Sample questions for
Chapter 8 Autobiographic Memory
1. Compared with other methods, the diary method for studying autobiographic memory tends to
a. underestimate the autobiographic memory
b. more accurately estimate the autobiographic memory than other methods
c. overestimate the autobiographic memory
d. none of the above
2. The reminiscence bumps occur in ____ and _____ in autobiographic memory of one’s life history (when a person is at least in his/her middle ages).
a. elementary school age; middle age
b. young adulthood; middle age
c. young adulthood; old age
d. young adulthood; recent years
3. PTSD can be explained by _____ conditioning.

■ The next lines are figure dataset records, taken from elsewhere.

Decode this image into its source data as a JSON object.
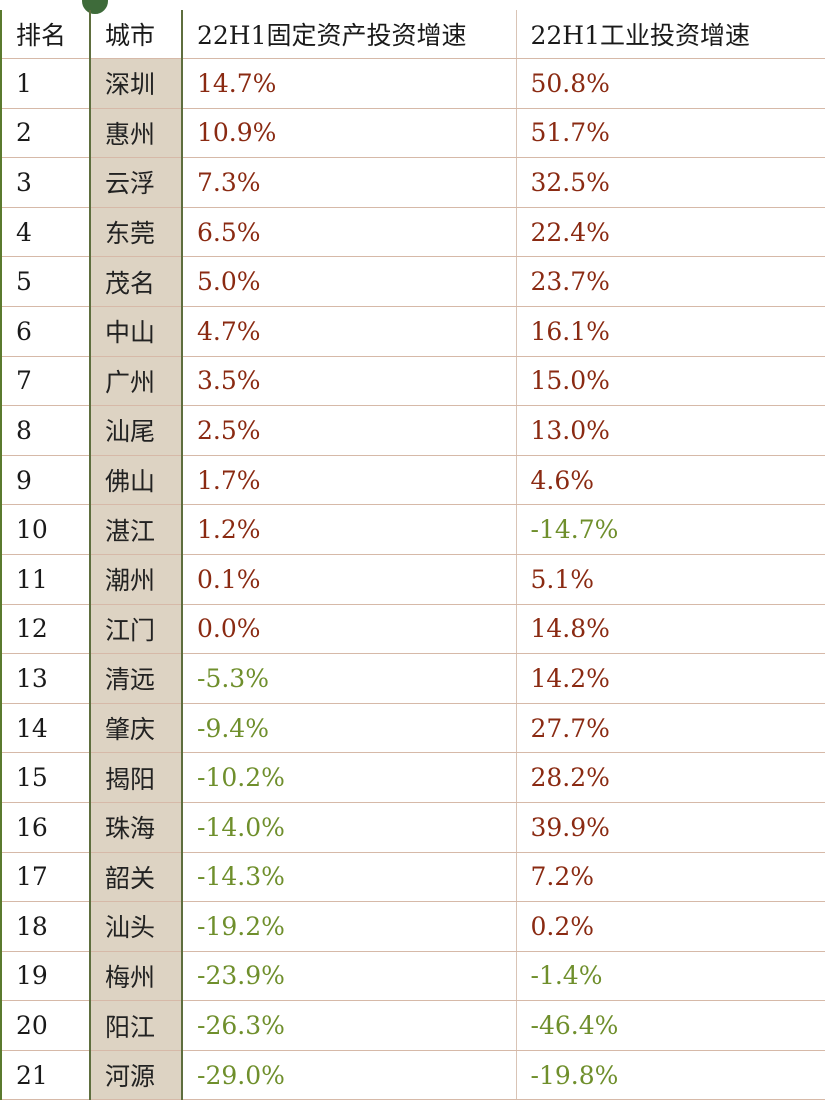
{
  "headers": {
    "rank": "排名",
    "city": "城市",
    "fixed": "22H1固定资产投资增速",
    "industrial": "22H1工业投资增速"
  },
  "rows": [
    {
      "rank": "1",
      "city": "深圳",
      "fixed": "14.7%",
      "industrial": "50.8%"
    },
    {
      "rank": "2",
      "city": "惠州",
      "fixed": "10.9%",
      "industrial": "51.7%"
    },
    {
      "rank": "3",
      "city": "云浮",
      "fixed": "7.3%",
      "industrial": "32.5%"
    },
    {
      "rank": "4",
      "city": "东莞",
      "fixed": "6.5%",
      "industrial": "22.4%"
    },
    {
      "rank": "5",
      "city": "茂名",
      "fixed": "5.0%",
      "industrial": "23.7%"
    },
    {
      "rank": "6",
      "city": "中山",
      "fixed": "4.7%",
      "industrial": "16.1%"
    },
    {
      "rank": "7",
      "city": "广州",
      "fixed": "3.5%",
      "industrial": "15.0%"
    },
    {
      "rank": "8",
      "city": "汕尾",
      "fixed": "2.5%",
      "industrial": "13.0%"
    },
    {
      "rank": "9",
      "city": "佛山",
      "fixed": "1.7%",
      "industrial": "4.6%"
    },
    {
      "rank": "10",
      "city": "湛江",
      "fixed": "1.2%",
      "industrial": "-14.7%"
    },
    {
      "rank": "11",
      "city": "潮州",
      "fixed": "0.1%",
      "industrial": "5.1%"
    },
    {
      "rank": "12",
      "city": "江门",
      "fixed": "0.0%",
      "industrial": "14.8%"
    },
    {
      "rank": "13",
      "city": "清远",
      "fixed": "-5.3%",
      "industrial": "14.2%"
    },
    {
      "rank": "14",
      "city": "肇庆",
      "fixed": "-9.4%",
      "industrial": "27.7%"
    },
    {
      "rank": "15",
      "city": "揭阳",
      "fixed": "-10.2%",
      "industrial": "28.2%"
    },
    {
      "rank": "16",
      "city": "珠海",
      "fixed": "-14.0%",
      "industrial": "39.9%"
    },
    {
      "rank": "17",
      "city": "韶关",
      "fixed": "-14.3%",
      "industrial": "7.2%"
    },
    {
      "rank": "18",
      "city": "汕头",
      "fixed": "-19.2%",
      "industrial": "0.2%"
    },
    {
      "rank": "19",
      "city": "梅州",
      "fixed": "-23.9%",
      "industrial": "-1.4%"
    },
    {
      "rank": "20",
      "city": "阳江",
      "fixed": "-26.3%",
      "industrial": "-46.4%"
    },
    {
      "rank": "21",
      "city": "河源",
      "fixed": "-29.0%",
      "industrial": "-19.8%"
    }
  ],
  "colors": {
    "positive": "#8a2a12",
    "negative": "#6f8f2c",
    "city_fill": "#ddd3c3",
    "grid": "#d6b9a8"
  }
}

a. operant b. higher order condition c. classical d. reversed
4. Memories cued by ________ peak at an earlier age (6-10 years of age) than typical verbally-cued memories, arguably because they’re less easily rehearsed and, therefore, are not as integral to an individual’s developing self-account.
a. pictures of objects
b. a beeper
c. sounds
d. abstract paintings
e. odor
5. The _____ narrative, which is built up over the course of life, forms a coherent account of who we are and how we got here.
- allocentric
- focal
- experience
- life
- positive
6. According to Conway’s (2005) theory, when the _______ is no longer grounded in reality, confabulations and delusions are possible.
- working self
- needed hierarchy
- vestibular system
- social thread
7. Tulving’s term to describe the capacity to perform mental time-travel and reflect on one’s thoughts is:
- familiarity
- overall life story
- challenger study
- autonoetic consciousness
- new print function
8. While individuals commonly believe that their flashbulb memories are clearer than everyday memories, it turns out that they are often subject to just as much forgetting and are not necessarily clearer than other emotional memories. This challenges Brown and Kulik’s (1977) claim that flashbulb memories are:
- talked about (i.e., rehearsed) repeatedly
- highly distinctive
- important events in our self-image
- confusable with everyday memories
- produced by a separate memory system
9. Consider the case of an individual who is depressed and suicidal because of a recent divorce. One day, he turns up in faraway city with no memory of his autobiographical past. Hypnosis and drugs fail to reinstate his memory, which recovers spontaneously a few days later. This is most likely a case of:
- fugue
- kleptomania
- situation-specific amnesia
- delusions of grandeur
- catatonia
10. After a memory is evoked, which produces electrical activity recorded over the left prefrontal cortex, activity in the back of the brain is picked up using EEG. In line with neuropsychological data demonstrating the importance of this region for autobiographical memory, this area of the brain is involved in:
- auditory perception
- olfactory sensation
- emotion response
- visual imagery
- stress hormones
11. Theories about childhood or infantile amnesia include:
- underdeveloped brain (especially hippocampus)
- underdeveloped self identity
- underdeveloped linguistic coding system
- repressed memory
- all of the above
12. For a normal person, the autobiographic memory is
- very objective and accurate
- biased toward remembering more positive events
- biased toward remembering more negative events
- mostly fabricated stories
13. Research has found that dissociative amnesia
- is sometimes culture-dependent
- has ulterior motives in some cases
- is functional
- all of the above
14. Flashbulb memory is different from regular memories in that
a. People never make an error about their flashbulb memory whereas they often make errors about their regular memories.
b. Every detail of the flashbulb memory is kept intact over decades whereas in regular memory the details are gradually lost.
c. people have higher confidence about their flashbulb memory than their regular memory.
d. all of the above
15. When one’s autobiographic memory is no longer in sync with the reality, most likely the _____ area of the brain is out of order.
a. occipital lobe.
b. frontal lobe.
c. temporal lobe.
d. amygdala.
16. Organic amnesic persons typically
a. lose sense of personality.
b. lose sense of time, place, and orientation.
c. show no clear brain damage.
d. show symptoms of somatoform disorders.